Measure of TIS utilization
We developed a new measure of adherence with TIS to reflect the unique administration of this therapy as a cycle of 28 days on therapy and 28 days off therapy. Adherence was calculated as the sum of the days' supply dispensed during the year divided by 56. Overall adherence categories were defined as: low utilization ≤ 2 cycles, medium utilization > 2 to < 4 cycles, and high utilization ≥ 4 cycles. These categories were defined with clinician input and review of TIS utilization data in the hypothesis generating phase of this study. Adherence, as defined by these annual utilization thresholds, was measured only during the first year of observation, and did not include extemporaneously compounded aerosolized tobramycin.
Measures of health care utilization
Health care utilization was extracted from all-cause medical claim encounters. Hospitalization was determined by any admission to an inpatient care setting. Total costs were summed over the year and categorized into two main settings of care (i.e., inpatient care and outpatient care), and prescription drugs. We inflated the health care cost values to the year 2006 using factors from the US Bureau of Labor Statistics current data on the consumer price index .
Demographic and Health Measures
We evaluated demographic characteristics, including age, gender, and the 4 U.S. geographic regions of residence (i.e., Northeast, Midwest, South, and West), and type of health insurance plan (i.e., comprehensive, health maintenance organization, preferred provider organization, and other).
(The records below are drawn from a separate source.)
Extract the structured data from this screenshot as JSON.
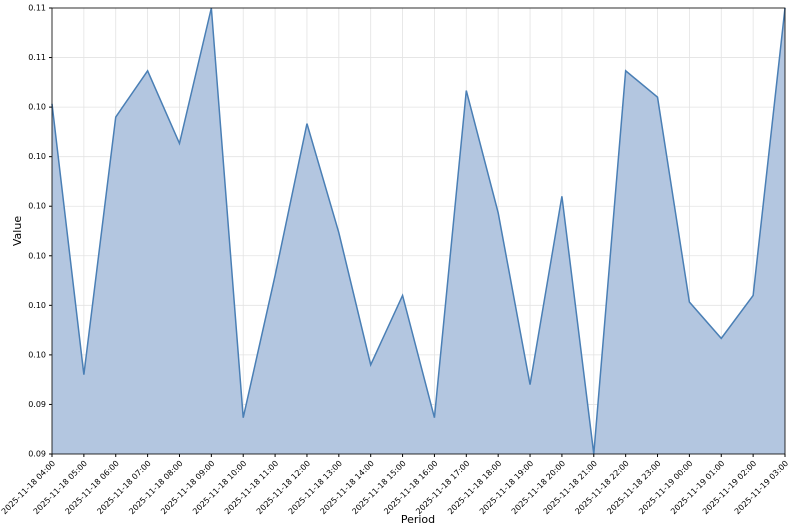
{
  "chart_data": {
    "type": "area",
    "x_label": "Period",
    "y_label": "Value",
    "categories": [
      "2025-11-18 04:00",
      "2025-11-18 05:00",
      "2025-11-18 06:00",
      "2025-11-18 07:00",
      "2025-11-18 08:00",
      "2025-11-18 09:00",
      "2025-11-18 10:00",
      "2025-11-18 11:00",
      "2025-11-18 12:00",
      "2025-11-18 13:00",
      "2025-11-18 14:00",
      "2025-11-18 15:00",
      "2025-11-18 16:00",
      "2025-11-18 17:00",
      "2025-11-18 18:00",
      "2025-11-18 19:00",
      "2025-11-18 20:00",
      "2025-11-18 21:00",
      "2025-11-18 22:00",
      "2025-11-18 23:00",
      "2025-11-19 00:00",
      "2025-11-19 01:00",
      "2025-11-19 02:00",
      "2025-11-19 03:00"
    ],
    "values": [
      0.1036,
      0.0954,
      0.1032,
      0.1046,
      0.1024,
      0.1065,
      0.0941,
      0.0984,
      0.103,
      0.0997,
      0.0957,
      0.0978,
      0.0941,
      0.104,
      0.1003,
      0.0951,
      0.1008,
      0.093,
      0.1046,
      0.1038,
      0.0976,
      0.0965,
      0.0978,
      0.1065
    ],
    "color": "#4a7fb5",
    "fill": "#b3c6e0",
    "ylim": [
      0.093,
      0.1065
    ],
    "yticks": [
      {
        "value": 0.093,
        "label": "0.09"
      },
      {
        "value": 0.0945,
        "label": "0.09"
      },
      {
        "value": 0.096,
        "label": "0.10"
      },
      {
        "value": 0.0975,
        "label": "0.10"
      },
      {
        "value": 0.099,
        "label": "0.10"
      },
      {
        "value": 0.1005,
        "label": "0.10"
      },
      {
        "value": 0.102,
        "label": "0.10"
      },
      {
        "value": 0.1035,
        "label": "0.10"
      },
      {
        "value": 0.105,
        "label": "0.11"
      },
      {
        "value": 0.1065,
        "label": "0.11"
      }
    ],
    "grid": true
  }
}
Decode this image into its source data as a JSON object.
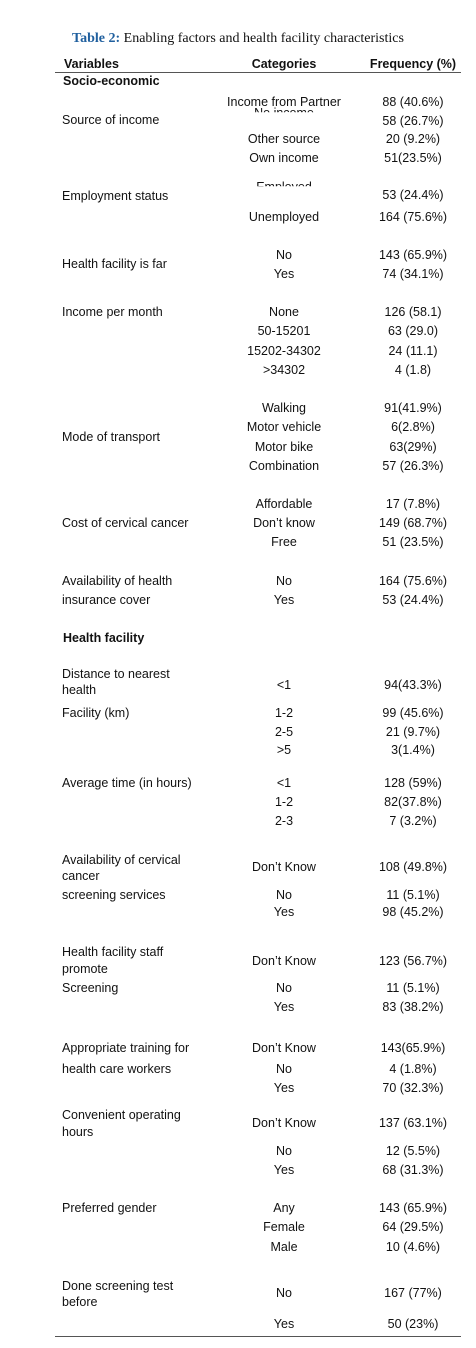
{
  "title": {
    "label": "Table 2:",
    "text": "Enabling factors and health facility characteristics"
  },
  "header": [
    "Variables",
    "Categories",
    "Frequency (%)"
  ],
  "sections": [
    {
      "heading": "Socio-economic",
      "groups": [
        {
          "variable": [
            "Source of income"
          ],
          "items": [
            {
              "category": "Income from Partner",
              "frequency": "88 (40.6%)"
            },
            {
              "category": "No income",
              "frequency": "58 (26.7%)"
            },
            {
              "category": "Other source",
              "frequency": "20 (9.2%)"
            },
            {
              "category": "Own income",
              "frequency": "51(23.5%)"
            }
          ]
        },
        {
          "variable": [
            "Employment status"
          ],
          "items": [
            {
              "category": "Employed",
              "frequency": "53 (24.4%)"
            },
            {
              "category": "Unemployed",
              "frequency": "164 (75.6%)"
            }
          ]
        },
        {
          "variable": [
            "Health facility is far"
          ],
          "items": [
            {
              "category": "No",
              "frequency": "143 (65.9%)"
            },
            {
              "category": "Yes",
              "frequency": "74 (34.1%)"
            }
          ]
        },
        {
          "variable": [
            "Income per month"
          ],
          "items": [
            {
              "category": "None",
              "frequency": "126 (58.1)"
            },
            {
              "category": "50-15201",
              "frequency": "63 (29.0)"
            },
            {
              "category": "15202-34302",
              "frequency": "24 (11.1)"
            },
            {
              "category": ">34302",
              "frequency": "4 (1.8)"
            }
          ]
        },
        {
          "variable": [
            "Mode of transport"
          ],
          "items": [
            {
              "category": "Walking",
              "frequency": "91(41.9%)"
            },
            {
              "category": "Motor vehicle",
              "frequency": "6(2.8%)"
            },
            {
              "category": "Motor bike",
              "frequency": "63(29%)"
            },
            {
              "category": "Combination",
              "frequency": "57 (26.3%)"
            }
          ]
        },
        {
          "variable": [
            "Cost of cervical cancer"
          ],
          "items": [
            {
              "category": "Affordable",
              "frequency": "17 (7.8%)"
            },
            {
              "category": "Don’t know",
              "frequency": "149 (68.7%)"
            },
            {
              "category": "Free",
              "frequency": "51 (23.5%)"
            }
          ]
        },
        {
          "variable": [
            "Availability of health",
            "insurance cover"
          ],
          "items": [
            {
              "category": "No",
              "frequency": "164 (75.6%)"
            },
            {
              "category": "Yes",
              "frequency": "53 (24.4%)"
            }
          ]
        }
      ]
    },
    {
      "heading": "Health facility",
      "groups": [
        {
          "variable": [
            "Distance to nearest",
            "health",
            "Facility (km)"
          ],
          "items": [
            {
              "category": "<1",
              "frequency": "94(43.3%)"
            },
            {
              "category": "1-2",
              "frequency": "99 (45.6%)"
            },
            {
              "category": "2-5",
              "frequency": "21 (9.7%)"
            },
            {
              "category": ">5",
              "frequency": "3(1.4%)"
            }
          ]
        },
        {
          "variable": [
            "Average time (in hours)"
          ],
          "items": [
            {
              "category": "<1",
              "frequency": "128 (59%)"
            },
            {
              "category": "1-2",
              "frequency": "82(37.8%)"
            },
            {
              "category": "2-3",
              "frequency": "7 (3.2%)"
            }
          ]
        },
        {
          "variable": [
            "Availability of cervical",
            "cancer",
            "screening services"
          ],
          "items": [
            {
              "category": "Don’t Know",
              "frequency": "108 (49.8%)"
            },
            {
              "category": "No",
              "frequency": "11 (5.1%)"
            },
            {
              "category": "Yes",
              "frequency": "98 (45.2%)"
            }
          ]
        },
        {
          "variable": [
            "Health facility staff",
            "promote",
            "Screening"
          ],
          "items": [
            {
              "category": "Don’t Know",
              "frequency": "123 (56.7%)"
            },
            {
              "category": "No",
              "frequency": "11 (5.1%)"
            },
            {
              "category": "Yes",
              "frequency": "83 (38.2%)"
            }
          ]
        },
        {
          "variable": [
            "Appropriate training for",
            "health care workers"
          ],
          "items": [
            {
              "category": "Don’t Know",
              "frequency": "143(65.9%)"
            },
            {
              "category": "No",
              "frequency": "4 (1.8%)"
            },
            {
              "category": "Yes",
              "frequency": "70 (32.3%)"
            }
          ]
        },
        {
          "variable": [
            "Convenient operating",
            "hours"
          ],
          "items": [
            {
              "category": "Don’t Know",
              "frequency": "137 (63.1%)"
            },
            {
              "category": "No",
              "frequency": "12 (5.5%)"
            },
            {
              "category": "Yes",
              "frequency": "68 (31.3%)"
            }
          ]
        },
        {
          "variable": [
            "Preferred gender"
          ],
          "items": [
            {
              "category": "Any",
              "frequency": "143 (65.9%)"
            },
            {
              "category": "Female",
              "frequency": "64 (29.5%)"
            },
            {
              "category": "Male",
              "frequency": "10 (4.6%)"
            }
          ]
        },
        {
          "variable": [
            "Done screening test",
            "before"
          ],
          "items": [
            {
              "category": "No",
              "frequency": "167 (77%)"
            },
            {
              "category": "Yes",
              "frequency": "50 (23%)"
            }
          ]
        }
      ]
    }
  ]
}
In addition, we examined the claims data of each individual for primary and secondary diagnoses indicating selected comorbidities. A total burden of comorbidity score was calculated using the Diagnostic Cost Group Hierarchical Condition Category (DCG/HCC) classification system (DxCG, Boston, MA) . The DCG/HCC model produces a risk score for each person based on the presence of 189 medical conditions in the diagnosis fields of claims records. The model uses diagnoses from all sites of service and imposes hierarchies on the resulting condition categories prior to calculating risk scores. The hierarchies identify the most costly manifestation of each distinct disease and decrease sensitivity of the DCG/HCC models to coding idiosyncrasies. For ease of interpretation, we normalized the individual's scores by the population average score, and categorized the study population into two groups, those with less than or average (for the general population) comorbidity risk and those with higher than average risk. In the general population, the DCG/HCC has shown good predictive validity for death, hospitalization, and health care expenditures . In addition, we searched for two CF-related diagnoses, not included in the comorbidity score, P. aeruginosa (ICD-9 codes 277.02, 041.7) and Failure to Thrive/Growth Failure (ICD-9 codes 783.41, 783.43).
For the statistical analyses, we calculated means, frequency distributions and 95% confidence intervals, and tested group differences using chi-squares and t-tests at the p < 0.05 level. We reported medians and interquartile ranges for all expenditures and used logistic regressions to estimate the probability of hospitalization.
All statistical analyses were carried out with the SAS 9.1.3 (SAS Institute, Inc., Cary, North Carolina). Additionally, this study received an exemption waiver from the University of Massachusetts's Institutional Review Board for the use of previously collected and de-identified data.